By disguising your IP address, a VPN ensures you can work from anywhere, including at home, on holidays, or on a public Wi-Fi network, without alerting hackers to your location. It can also prevent websites from tracking your activity and helps keep your browser activity secret so that you can research cases without the fear of compromising sensitive material relevant to your cases.

  • Use stronger passwords and activate multi-factor authentication

Passwords are the backbone of cybersecurity. A weak password can be easily compromised and allow unauthorized access to all your client data and work accounts.

As such, creating a strong password is key, including aiming for at least 12 characters and mixing upper and lowercase letters, numbers, and symbols for complexity. Avoid using personal information, like dates or nicknames, which can be easily obtained and compromised.

Law firms should also consider activating multi-factor authentication (MFA) across their entire business. This security feature asks users to verify their identity upon login, often through a single-use code, via an authenticator app, or using biometric characteristics like a fingerprint. You’ll be alerted to the unauthorized login attempt, giving you ample time to review your security, change passwords, and anticipate a potential cyberattack.

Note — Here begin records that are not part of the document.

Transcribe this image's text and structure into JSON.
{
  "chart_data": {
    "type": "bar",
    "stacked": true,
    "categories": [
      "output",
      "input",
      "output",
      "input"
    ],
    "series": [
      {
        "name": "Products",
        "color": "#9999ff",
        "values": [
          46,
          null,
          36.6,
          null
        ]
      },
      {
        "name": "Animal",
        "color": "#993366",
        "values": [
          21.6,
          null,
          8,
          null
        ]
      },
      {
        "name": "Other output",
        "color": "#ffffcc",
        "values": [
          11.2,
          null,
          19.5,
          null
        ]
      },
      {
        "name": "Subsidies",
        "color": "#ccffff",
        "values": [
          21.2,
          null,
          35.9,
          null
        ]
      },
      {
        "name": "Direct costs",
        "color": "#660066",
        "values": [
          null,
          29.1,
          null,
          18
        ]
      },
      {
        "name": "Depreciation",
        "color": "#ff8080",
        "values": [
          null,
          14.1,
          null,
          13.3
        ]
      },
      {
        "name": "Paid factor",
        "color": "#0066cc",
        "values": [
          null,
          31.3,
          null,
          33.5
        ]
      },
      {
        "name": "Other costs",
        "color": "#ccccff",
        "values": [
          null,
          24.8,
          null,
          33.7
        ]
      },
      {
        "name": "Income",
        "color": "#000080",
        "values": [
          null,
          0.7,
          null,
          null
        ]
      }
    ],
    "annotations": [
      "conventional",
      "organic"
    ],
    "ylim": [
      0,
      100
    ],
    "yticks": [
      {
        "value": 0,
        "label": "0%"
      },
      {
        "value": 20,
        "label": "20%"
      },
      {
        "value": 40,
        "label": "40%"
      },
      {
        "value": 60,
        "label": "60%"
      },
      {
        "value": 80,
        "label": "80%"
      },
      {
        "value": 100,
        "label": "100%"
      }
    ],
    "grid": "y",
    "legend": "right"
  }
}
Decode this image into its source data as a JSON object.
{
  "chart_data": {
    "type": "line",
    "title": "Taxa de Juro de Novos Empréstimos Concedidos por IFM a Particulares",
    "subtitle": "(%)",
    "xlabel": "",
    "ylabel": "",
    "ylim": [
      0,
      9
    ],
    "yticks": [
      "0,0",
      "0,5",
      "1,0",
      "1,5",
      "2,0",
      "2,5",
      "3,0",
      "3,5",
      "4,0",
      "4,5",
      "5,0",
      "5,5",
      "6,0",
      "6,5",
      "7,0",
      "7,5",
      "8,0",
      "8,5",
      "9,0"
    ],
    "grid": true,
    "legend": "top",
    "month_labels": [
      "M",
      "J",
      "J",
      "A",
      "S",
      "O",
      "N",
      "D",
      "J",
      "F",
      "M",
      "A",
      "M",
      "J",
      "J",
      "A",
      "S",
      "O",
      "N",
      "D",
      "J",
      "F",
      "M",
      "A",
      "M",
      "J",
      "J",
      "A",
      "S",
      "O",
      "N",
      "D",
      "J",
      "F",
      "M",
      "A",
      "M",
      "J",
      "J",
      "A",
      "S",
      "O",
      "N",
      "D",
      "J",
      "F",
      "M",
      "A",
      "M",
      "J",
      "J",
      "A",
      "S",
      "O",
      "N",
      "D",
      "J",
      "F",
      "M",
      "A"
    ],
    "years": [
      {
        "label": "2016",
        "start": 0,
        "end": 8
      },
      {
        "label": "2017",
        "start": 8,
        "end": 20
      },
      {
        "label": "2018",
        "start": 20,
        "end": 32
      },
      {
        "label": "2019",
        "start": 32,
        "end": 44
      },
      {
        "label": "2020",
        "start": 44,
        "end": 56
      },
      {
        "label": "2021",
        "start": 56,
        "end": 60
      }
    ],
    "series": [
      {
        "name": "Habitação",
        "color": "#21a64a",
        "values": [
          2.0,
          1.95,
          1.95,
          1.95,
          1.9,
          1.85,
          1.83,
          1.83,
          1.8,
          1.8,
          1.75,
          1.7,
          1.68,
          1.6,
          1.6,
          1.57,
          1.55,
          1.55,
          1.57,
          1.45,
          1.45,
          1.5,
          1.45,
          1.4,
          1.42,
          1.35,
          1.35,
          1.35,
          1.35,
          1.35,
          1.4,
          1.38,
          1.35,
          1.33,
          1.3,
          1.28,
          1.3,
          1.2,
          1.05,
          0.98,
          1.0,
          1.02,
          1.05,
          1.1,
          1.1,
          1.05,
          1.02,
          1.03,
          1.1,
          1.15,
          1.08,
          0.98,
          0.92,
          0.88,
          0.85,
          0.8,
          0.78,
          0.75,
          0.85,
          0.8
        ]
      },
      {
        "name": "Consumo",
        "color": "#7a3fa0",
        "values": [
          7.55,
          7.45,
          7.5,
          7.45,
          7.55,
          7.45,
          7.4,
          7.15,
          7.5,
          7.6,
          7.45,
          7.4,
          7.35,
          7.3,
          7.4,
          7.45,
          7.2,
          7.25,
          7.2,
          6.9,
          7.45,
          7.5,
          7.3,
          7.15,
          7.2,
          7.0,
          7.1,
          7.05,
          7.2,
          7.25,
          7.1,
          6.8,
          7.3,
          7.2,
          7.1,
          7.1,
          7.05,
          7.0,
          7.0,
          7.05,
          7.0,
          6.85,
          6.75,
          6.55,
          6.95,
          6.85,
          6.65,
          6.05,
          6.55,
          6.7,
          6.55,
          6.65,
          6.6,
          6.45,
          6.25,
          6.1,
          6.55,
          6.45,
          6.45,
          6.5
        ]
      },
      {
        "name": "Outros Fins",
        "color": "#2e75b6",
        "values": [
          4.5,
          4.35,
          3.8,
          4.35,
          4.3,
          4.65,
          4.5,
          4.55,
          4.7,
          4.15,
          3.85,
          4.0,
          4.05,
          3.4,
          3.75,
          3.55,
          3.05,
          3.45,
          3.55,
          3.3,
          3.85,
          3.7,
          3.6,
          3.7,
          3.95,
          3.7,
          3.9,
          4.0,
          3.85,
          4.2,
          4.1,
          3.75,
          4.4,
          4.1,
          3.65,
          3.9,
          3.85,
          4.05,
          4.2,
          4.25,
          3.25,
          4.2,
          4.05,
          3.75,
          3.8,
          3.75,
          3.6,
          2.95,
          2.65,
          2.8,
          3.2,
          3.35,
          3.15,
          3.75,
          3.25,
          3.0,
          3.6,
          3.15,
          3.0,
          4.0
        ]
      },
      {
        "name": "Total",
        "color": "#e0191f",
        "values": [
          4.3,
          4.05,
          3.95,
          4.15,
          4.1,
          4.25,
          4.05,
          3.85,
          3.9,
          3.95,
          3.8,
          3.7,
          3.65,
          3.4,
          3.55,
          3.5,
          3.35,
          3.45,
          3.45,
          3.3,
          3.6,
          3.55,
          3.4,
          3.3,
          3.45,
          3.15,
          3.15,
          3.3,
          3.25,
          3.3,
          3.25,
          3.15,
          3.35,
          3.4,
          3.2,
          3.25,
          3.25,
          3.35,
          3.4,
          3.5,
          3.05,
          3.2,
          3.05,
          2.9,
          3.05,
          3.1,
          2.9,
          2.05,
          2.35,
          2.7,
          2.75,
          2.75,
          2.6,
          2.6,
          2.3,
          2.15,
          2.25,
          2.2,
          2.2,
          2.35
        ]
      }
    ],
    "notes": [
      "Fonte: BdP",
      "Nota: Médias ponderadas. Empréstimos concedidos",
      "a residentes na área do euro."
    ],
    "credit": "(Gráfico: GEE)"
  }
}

  • Perform regular backups of data—and keep these protected

Cyberattacks like ransomware can be devastating because criminals encrypt and deny you access to work files, preventing you from working or, in some cases, even diagnosing the extent of lost data.

One way of protecting your law firm from the threat of criminals is by performing regular backups of sensitive data. Without a backup, firms might not know who is affected by an attack or the extent of the breach. 

By performing regular data backups, you will always have access to the data gathered, allowing you to recover files, minimize downtime, and promptly contact affected customers.

That said, firms must also protect backed-up data from harm. After all, hackers could be just as interested in stealing that information instead. Place proper encryption on files for total peace of mind.

Remember that it’s crucial to follow all of the provided tips. Only then will you be able to mitigate your system’s vulnerabilities and ensure complete protection.